Twelvth Lecture: Nerode-Myhill Theorem

Friday, October 19

The smallest dfa accepting a regular language

We will prove that the minimal dfa obtained by the minimization procedure is in fact the minimum: that is, for every regular language R there is a unique smallest automaton M that accepts it, i.e. R=L(M). Moreover M can be obtained from any dfa M' with R=L(M') by the minimization procedure.

First, we will have to state this precisely. Then, we will get the result by giving an abstract characterization of regular languages through algebra, (the Nerode-Myhill Theorem) which will characterize the minimum dfa.

Note that we have to qualify "unique". Clearly, we can rename the states of M, obtaining a new automaton that has the same number of states and also accepts L. To formally exclude these trivial case, we define "unique up to isomorphism".

Recall that a homomorphism between two structures is a mapping that "preserves structure." So a homomorphism from automaton
M1=(Q1, SIGMA, delta1, init1, F1) to M2=(Q2, SIGMA, delta2, init2, F2)
is a function from Q1 to Q2 such that

f(init1)=init2
if q is in F1, f(q) is in F2
for all a in SIGMA, and all q in Q1, f(delta1(q),a)= delta2(f(q),a)

f is an isomorphism if f is a homomorphism form M1 to M2 such that it has an inverse, f^{-1}, that is a homomorphism form M2 to M1. Observe that an isomorphism is just a renaming of states.

Equivalence Relations

Let S be any set. A relation ~ over S (subset of SxS) is an equivalence relation if it is

Reflexive -- for all x in S x~x
Symmetric -- for all x,y in S, if x~y then y~x
Transitive -- for all x,y,z in S, if x~y and y~z then x~z

The equivalence class of x, is defined as [x]={y|y~x}
Equivalence classes partition S. The collection of equivalence classes, denoted S/~ is called "the quotient of S by the equivalence relation".

Example: Let S=Z, the set of integers, and let x~y be the relation x mod 6 = y mod 6. (Exercise: prove that for any integer k, the relation xRy defined by x mod k = y mod k is an equivalence relation.)
Z/~ has six equivalence classes: [0], [1], [2], [3], [4], and [5]. Of course [0]=[6]=[12]=[-36] is the set of integers that are multiples of 6, [1] is the set of integers that have residue 1 mod 6, etc.

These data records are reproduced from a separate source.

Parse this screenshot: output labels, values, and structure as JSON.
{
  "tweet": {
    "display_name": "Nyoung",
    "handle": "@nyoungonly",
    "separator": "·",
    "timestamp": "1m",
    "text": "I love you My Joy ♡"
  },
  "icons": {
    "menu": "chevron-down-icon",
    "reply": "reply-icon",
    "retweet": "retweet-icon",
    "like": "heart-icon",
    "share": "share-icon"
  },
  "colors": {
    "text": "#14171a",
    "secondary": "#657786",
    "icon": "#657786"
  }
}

We can define the operations of + and * among equivalence classes by:
[x]+[y]=[x+y], and [x]*[y]=[x*y]
Of course, we have to verify that these definitions make sense, that is, if we take x1~x2, y1~y2, then if we compute [x1] + [y1] as [x1 + y1] or as [x2 + y2] we get the same result. (Exercise: prove that + and * are well defined.)

Now consider the set Z6={0,1,2,3,4,5}, with the operations +6 and *6 defined as
i +6 j = i+j(mod 6)
i *6 j = i*j(mod 6)
Exercise: Show that Z/~ and Z6 are isomorphic.

Read definitions of refinement, coarsest equivalence relation, in Kozen.

Consider Z2 and Z3, defined analogously to Z6 with 2 and 3 respectively in the place of 6. Note that the equivalence classes of Z under the equivalence relation x~2y iff x mod2 = y mod 2 are the union of equivalence classes of the mod 6 relation.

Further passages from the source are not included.